I am so pleased with my Artist’s book, it links to my subject work and has a connection to nature. It incorporates different ways of printing with nature as well as hand-made paper with nature embedded in it. Turning through the pages of the book It definitely makes me feel connected to the natural world. I have employed so many print processes and without undertaking this project I would never have explored the possibilities of creating a connection between art and nature through print. It is so satisfying to know you made the book down to the paper and hand printed the title etc. I am very proud of my artist’s book and will treasure it. I have learnt a valuable new skill and I would like to make more books in the future.

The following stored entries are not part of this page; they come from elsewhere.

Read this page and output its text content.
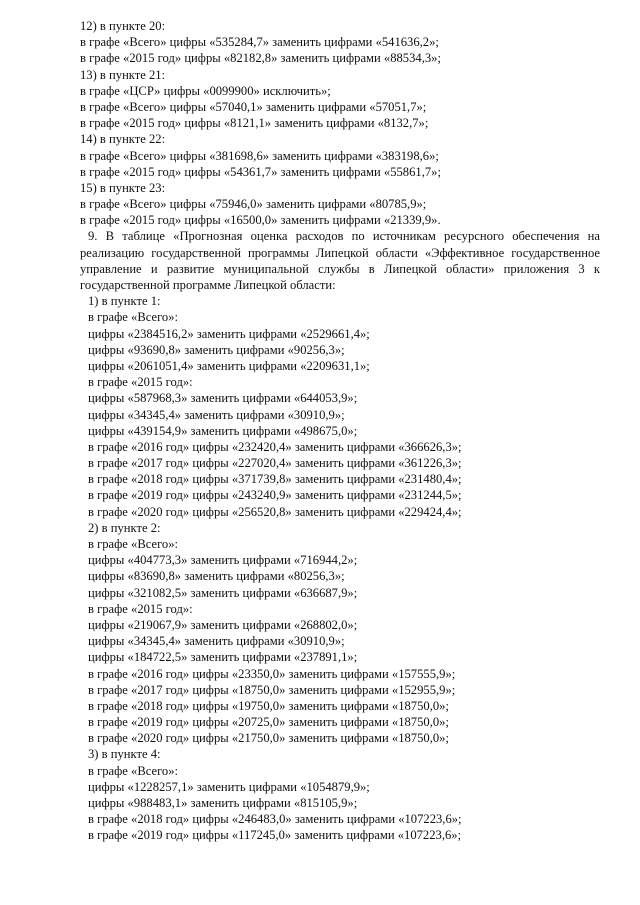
12) в пункте 20:
в графе «Всего» цифры «535284,7» заменить цифрами «541636,2»;
в графе «2015 год» цифры «82182,8» заменить цифрами «88534,3»;
13) в пункте 21:
в графе «ЦСР» цифры «0099900» исключить»;
в графе «Всего» цифры «57040,1» заменить цифрами «57051,7»;
в графе «2015 год» цифры «8121,1» заменить цифрами «8132,7»;
14) в пункте 22:
в графе «Всего» цифры «381698,6» заменить цифрами «383198,6»;
в графе «2015 год» цифры «54361,7» заменить цифрами «55861,7»;
15) в пункте 23:
в графе «Всего» цифры «75946,0» заменить цифрами «80785,9»;
в графе «2015 год» цифры «16500,0» заменить цифрами «21339,9».
9. В таблице «Прогнозная оценка расходов по источникам ресурсного обеспечения на
реализацию государственной программы Липецкой области «Эффективное государственное
управление и развитие муниципальной службы в Липецкой области» приложения 3 к
государственной программе Липецкой области:
1) в пункте 1:
в графе «Всего»:
цифры «2384516,2» заменить цифрами «2529661,4»;
цифры «93690,8» заменить цифрами «90256,3»;
цифры «2061051,4» заменить цифрами «2209631,1»;
в графе «2015 год»:
цифры «587968,3» заменить цифрами «644053,9»;
цифры «34345,4» заменить цифрами «30910,9»;
цифры «439154,9» заменить цифрами «498675,0»;
в графе «2016 год» цифры «232420,4» заменить цифрами «366626,3»;
в графе «2017 год» цифры «227020,4» заменить цифрами «361226,3»;
в графе «2018 год» цифры «371739,8» заменить цифрами «231480,4»;
в графе «2019 год» цифры «243240,9» заменить цифрами «231244,5»;
в графе «2020 год» цифры «256520,8» заменить цифрами «229424,4»;
2) в пункте 2:
в графе «Всего»:
цифры «404773,3» заменить цифрами «716944,2»;
цифры «83690,8» заменить цифрами «80256,3»;
цифры «321082,5» заменить цифрами «636687,9»;
в графе «2015 год»:
цифры «219067,9» заменить цифрами «268802,0»;
цифры «34345,4» заменить цифрами «30910,9»;
цифры «184722,5» заменить цифрами «237891,1»;
в графе «2016 год» цифры «23350,0» заменить цифрами «157555,9»;
в графе «2017 год» цифры «18750,0» заменить цифрами «152955,9»;
в графе «2018 год» цифры «19750,0» заменить цифрами «18750,0»;
в графе «2019 год» цифры «20725,0» заменить цифрами «18750,0»;
в графе «2020 год» цифры «21750,0» заменить цифрами «18750,0»;
3) в пункте 4:
в графе «Всего»:
цифры «1228257,1» заменить цифрами «1054879,9»;
цифры «988483,1» заменить цифрами «815105,9»;
в графе «2018 год» цифры «246483,0» заменить цифрами «107223,6»;
в графе «2019 год» цифры «117245,0» заменить цифрами «107223,6»;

In this weeks book making session we were introduced to lino printing techniques and embossing. I have worked with cutting into lino and printing from the plate before and so I wanted to do something different with it. Also, I have found that the outcomes I have produced from cutting into lino in the past have been quite bold and thick in line width. For my nature book, I wanted to capture the fragility and delicateness of the leaves and twigs that I have been working with. I didn’t think that cutting imagery of them out of lino would really get a sense of that, so I experimented to create my outcomes.

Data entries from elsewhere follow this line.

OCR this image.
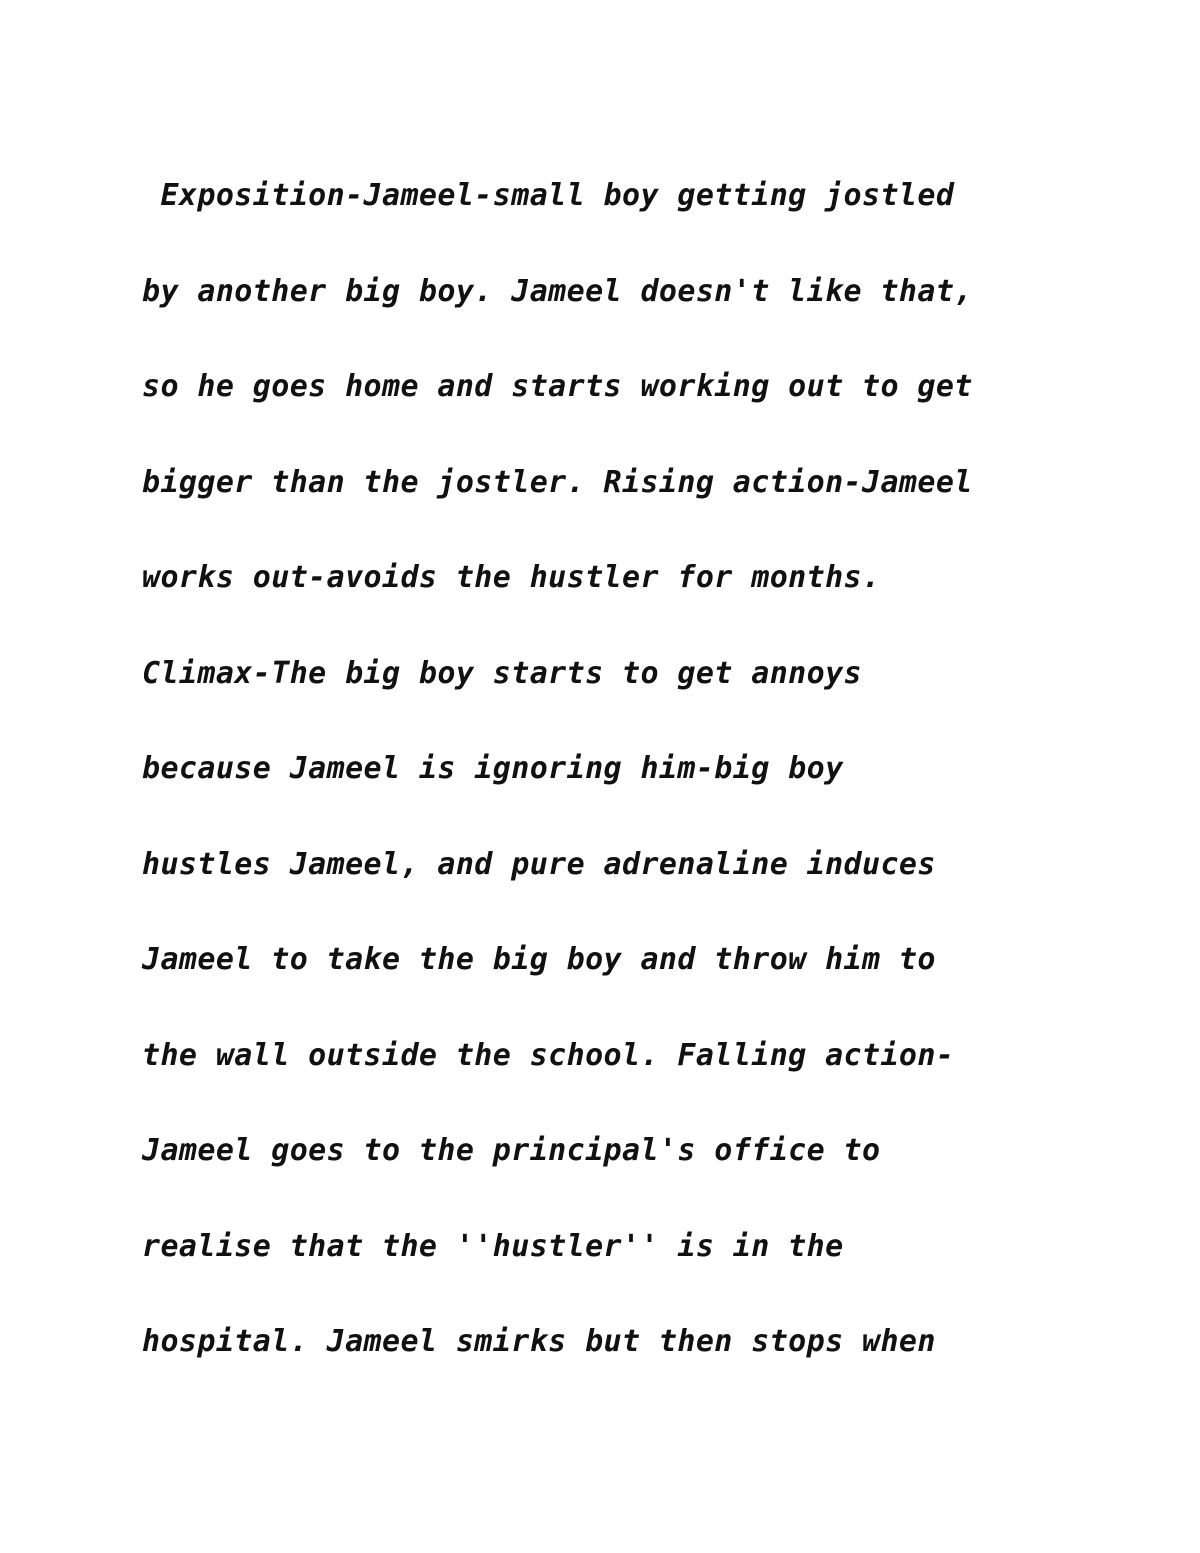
Exposition-Jameel-small boy getting jostled
by another big boy. Jameel doesn't like that,
so he goes home and starts working out to get
bigger than the jostler. Rising action-Jameel
works out-avoids the hustler for months.
Climax-The big boy starts to get annoys
because Jameel is ignoring him-big boy
hustles Jameel, and pure adrenaline induces
Jameel to take the big boy and throw him to
the wall outside the school. Falling action-
Jameel goes to the principal's office to
realise that the ''hustler'' is in the
hospital. Jameel smirks but then stops when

I heated up the lino on the hot plate until it was malleable and softer, I then placed it on top of leaves I collected from the park and ran it through the etching press, hoping that the textures, veins and shapes of the leaves would push into the lino making a mark and I could then use the plate to print from. I didn’t think that I would get a very good result because the leaves were so thin and there wasn’t really much to put in but this workshop is all about experimentation and so I gave it a go. I was very surprised at how much detail the lino actually picked up and with a bit of light inking I was able to print quite delicate prints from it that almost look like x-rays of the leaves and twigs. I am very pleased with these outcomes and never thought that this is the sort of outcome I could achieve through this process, it is very delicate and captures a precious nature.
As well as embossing into the Lino and Printing from it, I also embossed the Leaves and twigs into paper to add to my book. The outcomes are very subtle and because the natural elements are so thin, aren’t embossed particularly deep into the paper but are visible none the less. The veins and structures of the different leaves are very elegant.
These prints will make valuable additions to my nature book, contrasting and being juxtaposed with the more bold mono-printing techniques from last weeks session. In my own time, I have also been printing collagraphs of nature to go in my book. I am really looking forward to seeing the outcome with all the different processes and imagery bound together.